Le baron de Luxeuil, à ce début, se mordit les lèvres et salua ironiquement.

— Va mal ! va mal !… pensait le chevalier de Madagascar.

Le général polonais crut devoir poursuivre avec calme :

— Je m’appelle Maurice-Auguste de Béniowski, je suis fils du comte Samuel de Béniowski, général de cavalerie au service de Sa Majesté l’empereur d’Autriche ; j’ai été moi-même général en Pologne, et si les malheurs de la guerre ont fait de moi un proscrit, si la haine personnelle du comte Panin, ministre de l’impératrice de Russie, m’a réduit à n’être pendant quelques mois qu’un esclave, je puis déclarer hautement que je me suis affranchi par des actes d’énergie dignes, au moins, de l’approbation de tous les gens de cœur.

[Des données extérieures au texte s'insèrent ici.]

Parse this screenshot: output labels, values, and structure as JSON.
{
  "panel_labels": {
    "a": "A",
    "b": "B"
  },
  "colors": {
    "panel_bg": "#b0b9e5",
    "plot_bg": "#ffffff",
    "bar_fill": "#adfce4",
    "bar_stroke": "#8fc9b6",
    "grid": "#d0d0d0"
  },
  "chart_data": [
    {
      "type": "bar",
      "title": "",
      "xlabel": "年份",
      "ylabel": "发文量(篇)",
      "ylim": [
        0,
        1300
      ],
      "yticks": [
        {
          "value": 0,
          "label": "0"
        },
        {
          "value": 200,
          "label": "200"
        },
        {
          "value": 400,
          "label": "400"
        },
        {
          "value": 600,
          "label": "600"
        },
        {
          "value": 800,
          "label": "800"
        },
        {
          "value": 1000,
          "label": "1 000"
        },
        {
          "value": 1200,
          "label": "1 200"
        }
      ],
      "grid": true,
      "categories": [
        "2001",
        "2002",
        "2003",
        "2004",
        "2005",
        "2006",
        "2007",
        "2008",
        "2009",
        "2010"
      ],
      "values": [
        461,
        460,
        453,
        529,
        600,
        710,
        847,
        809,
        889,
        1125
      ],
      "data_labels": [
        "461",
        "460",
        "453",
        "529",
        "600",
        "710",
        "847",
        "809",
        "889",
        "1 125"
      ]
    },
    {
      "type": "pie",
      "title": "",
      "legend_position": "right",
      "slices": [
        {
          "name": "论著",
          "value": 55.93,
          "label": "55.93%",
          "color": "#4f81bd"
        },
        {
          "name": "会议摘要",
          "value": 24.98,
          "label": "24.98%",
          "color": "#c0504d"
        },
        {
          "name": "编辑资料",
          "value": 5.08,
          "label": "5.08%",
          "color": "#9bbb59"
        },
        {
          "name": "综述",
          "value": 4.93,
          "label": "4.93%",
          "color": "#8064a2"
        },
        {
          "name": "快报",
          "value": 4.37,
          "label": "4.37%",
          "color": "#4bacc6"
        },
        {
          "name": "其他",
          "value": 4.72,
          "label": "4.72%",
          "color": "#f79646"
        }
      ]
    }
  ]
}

— Par la sambleu ! monsieur le comte de Béniowski, s’écria le baron d’un ton badin, pour un austro-polonais, vous parlez le français avec une rare pureté !

Le chevalier du Capricorne tortillait sa moustache par contenance, en se livrant à un lamentable monologue.

— Je parle français comme un gentilhomme qui a été reçu à la cour de Versailles, répondit le général.

— … Par Sa Majesté Votre cousine, c’est évident !… je n’y songeais plus ! riposta légèrement le baron. À propos, mon bon ami, vous ferai-je part de la mort de votre auguste parente ?… Une sainte âme, vertus du ciel !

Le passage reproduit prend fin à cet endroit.